Hunched over her notebook, Rosa wrote: there’s a tendency — we all share it — to invent a false image of ourselves as an exceptional phenomenon in the world, not guilty as others are, but somehow justified in sinning because one is inherently good. Everyone else is damned and fallen but one — me, myself — is good. This is quite self-righteous, it leads to misunderstanding, not only of oneself but also of the nature of man and the cosmos. The goal is to disperse the need for such life ignorance, by reconciling the individual consciousness with the universal will. This is effected through a realisation of the true relationship of the passing phenomena of time — you, this woman, her dog — to the imperishable life that lives and dies in us all.

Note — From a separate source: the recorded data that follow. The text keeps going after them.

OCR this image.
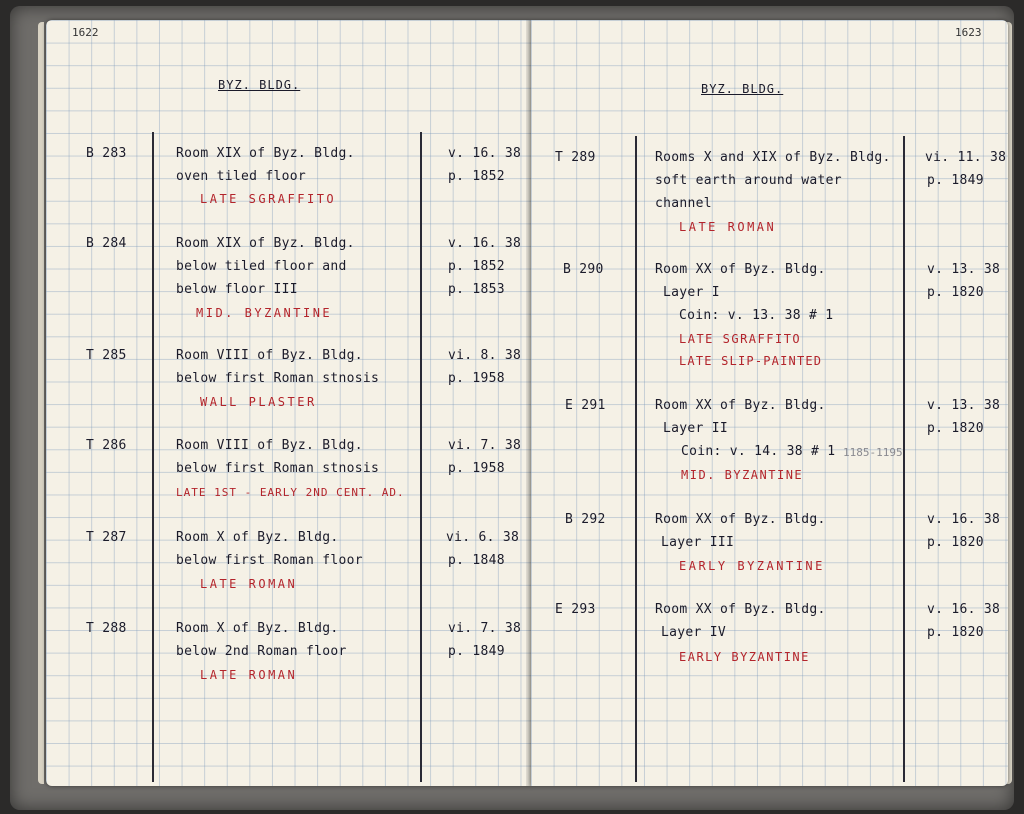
1622
BYZ. BLDG.
B 283	Room XIX of Byz. Bldg.
oven tiled floor
LATE SGRAFFITO
v. 16. 38
p. 1852
B 284	Room XIX of Byz. Bldg.
below tiled floor and
below floor III
MID. BYZANTINE
v. 16. 38
p. 1852
p. 1853
T 285	Room VIII of Byz. Bldg.
below first Roman stnosis
WALL PLASTER
vi. 8. 38
p. 1958
T 286	Room VIII of Byz. Bldg.
below first Roman stnosis
LATE 1ST - EARLY 2ND CENT. AD.
vi. 7. 38
p. 1958
T 287	Room X of Byz. Bldg.
below first Roman floor
LATE ROMAN
vi. 6. 38
p. 1848
T 288	Room X of Byz. Bldg.
below 2nd Roman floor
LATE ROMAN
vi. 7. 38
p. 1849
1623
BYZ. BLDG.
T 289	Rooms X and XIX of Byz. Bldg.
soft earth around water
channel
LATE ROMAN
vi. 11. 38
p. 1849
B 290	Room XX of Byz. Bldg.
Layer I
Coin: v. 13. 38 # 1
LATE SGRAFFITO
LATE SLIP-PAINTED
v. 13. 38
p. 1820
E 291	Room XX of Byz. Bldg.
Layer II
Coin: v. 14. 38 # 1 1185-1195
MID. BYZANTINE
v. 13. 38
p. 1820
B 292	Room XX of Byz. Bldg.
Layer III
EARLY BYZANTINE
v. 16. 38
p. 1820
E 293	Room XX of Byz. Bldg.
Layer IV
EARLY BYZANTINE
v. 16. 38
p. 1820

Then she wrote, Dear Rosa, This won’t help you at all. Stop writing immediately, close your notebook and go and get some money . She saw a flock of geese honking on the path, aware of the approach of the dog. The dog was moving towards them, and though the woman tugged him backwards, the geese, honking violently, vituperative with panic, lifted themselves into the air and flew across the water. They settled on the other side. Governed by instinct alone, she thought. Their own imperative. Doing precisely what is expected, acting in accordance with their conditioning. When Tolstoy watched the peasants, and found faith, it was something like that he saw. He understood it as faith, but it was an assessment of the real bounds of life, of life lived without comforts, or illusions, rather than in the pampered reality-denying rooms of St Petersburg society. Because these peasants lived this life lacking in artifice, or the degree of artifice enjoyed by a Russian aristocrat, Tolstoy assumed that faith must be a natural condition of life. She saw his logic, though she couldn’t follow it. She felt there must be a way of living that was germane and inevitable, some natural mode she and the rest of the toads had forgotten. The woman walked past, tapping her heels along the concrete and dragging her dog behind her. ‘Come now,’ she said to her dog. ‘Come immediately, now.’